Finance Faculty Turn the Global Crisis Economic
Into a Learning Opportunity

students-in-classroom

The ongoing global financial crisis—the subprime lending fiasco, a painful credit crunch, and the collapse of major investment banks and multinational companies—poses interesting challenges and questions for a finance professor.

How do you train young bankers about credit risk, knowing that banks share the blame for the current situation? And where do you begin, considering that even the newest textbooks are already out of date?

Michael Oberstein, chair of the finance department in the SCPS Division of Programs in Business, says “We’ve been updating all our courses in real time, 24/7, to respond to what’s happening out there.“

Just look at some of our new classes for spring 2009: Understanding the Financial Crisis of 2008, What Is That Derivative Really Worth?, and BrokerDealer Operations and Compliance. These attest to the particular ability of continuing professional education in finance and business to address in substantive and relevant ways hot button issues as they arise.”
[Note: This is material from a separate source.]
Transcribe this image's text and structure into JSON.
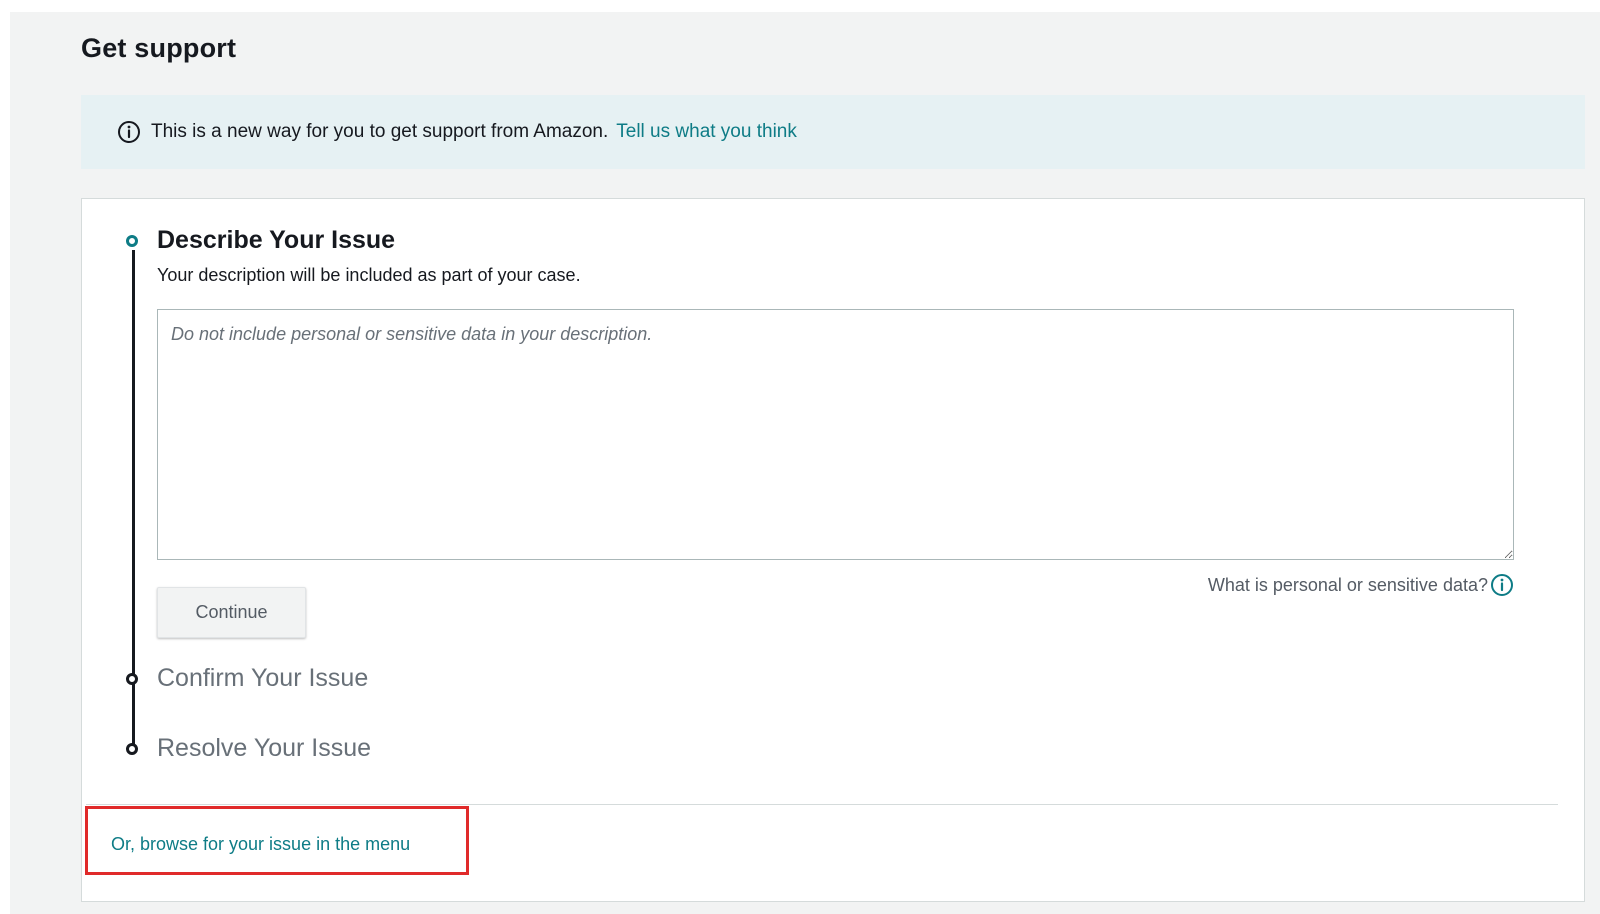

With 25 years experience in the field—first at Lehman Brothers, Kuhn Loeb, and Bear Stearns, then at the investment bank he founded, Wharton Income Group—Oberstein stresses it is not only young, would-be bankers who need help. The firms that employ them need help, too.

In the 1980s and before, banks had extensive in-house credit training programs. But over the last couple of decades, these were cut back or eliminated, leaving young credit managers unprepared.

“It was partly a question of cost,” Oberstein notes, “but it is more than that. It is mobility—people constantly moving from bank to bank. Nobody wants to train somebody who’s going to move somewhere else. It’s also hard for a firm to get all the people who need training in the same place, at the same time.” One answer, he notes, is to do more training online—as SCPS already does.

Adjunct Professor Bill Smith, longtime portfolio teacher in the credit analysis certificate program, agrees: “If the financial crisis has taught us anything, it’s that bankers need to be better trained. I mean, back to basics,” he says. “Bankers have to be reeducated to make real loans, not virtual loans.”

As the credit debacle worsened, Smith had a ringside seat as chief lending officer for the Bank of China. He points out that for the last 5 or 10 years banks stopped lending for their own balance sheets.

“They originated loans, their sales force distributed the loans, and the last holder of the loan was the greater fool,” he says. “It was a game of musical chairs.”

Someone who saw the crisis coming was Edward J. Grebeck, who teaches an SCPS course that he nicknamed, “Credit Default Swaps 101.” He called attention to the dangerous risks bankers were taking in a Euromoney article back in 2006, a couple of years before the global financial meltdown.

Credit risk managers relied solely on “quantitative, actuarial models,” Grebeck says. They ignored the “behavioral, transactional” side, which is to say, the real-life motivations behind a lending transaction.

Grebeck brings to his SCPS classes insights gained from more than 20 years in the credit trenches, managing loan portfolios for JPMorgan, Chase Manhattan, and GE Capital. This included long stints in South Africa and Liberia—experiences that taught him the value of skepticism.

“Credit isn’t just numbers,” he reminds students. “The risk managers of tomorrow will require different skill sets—a schooling in traditional credit underwriting, an awareness that credit can be gamed, an understanding of the documentation you need to protect the underlying lender.”

This emphasis on fundamentals—and knowing the context in which credit risks are taken—is reflected throughout SCPS’s finance curriculum. And portfolio managers with such training will be in big demand as banks dig their way out of today’s financial morass.

“The next big wave of opportunity,” Smith says, “will be in exit financing—negotiating workouts for all these loans gone bad. And smart young bankers will develop the skills for that.”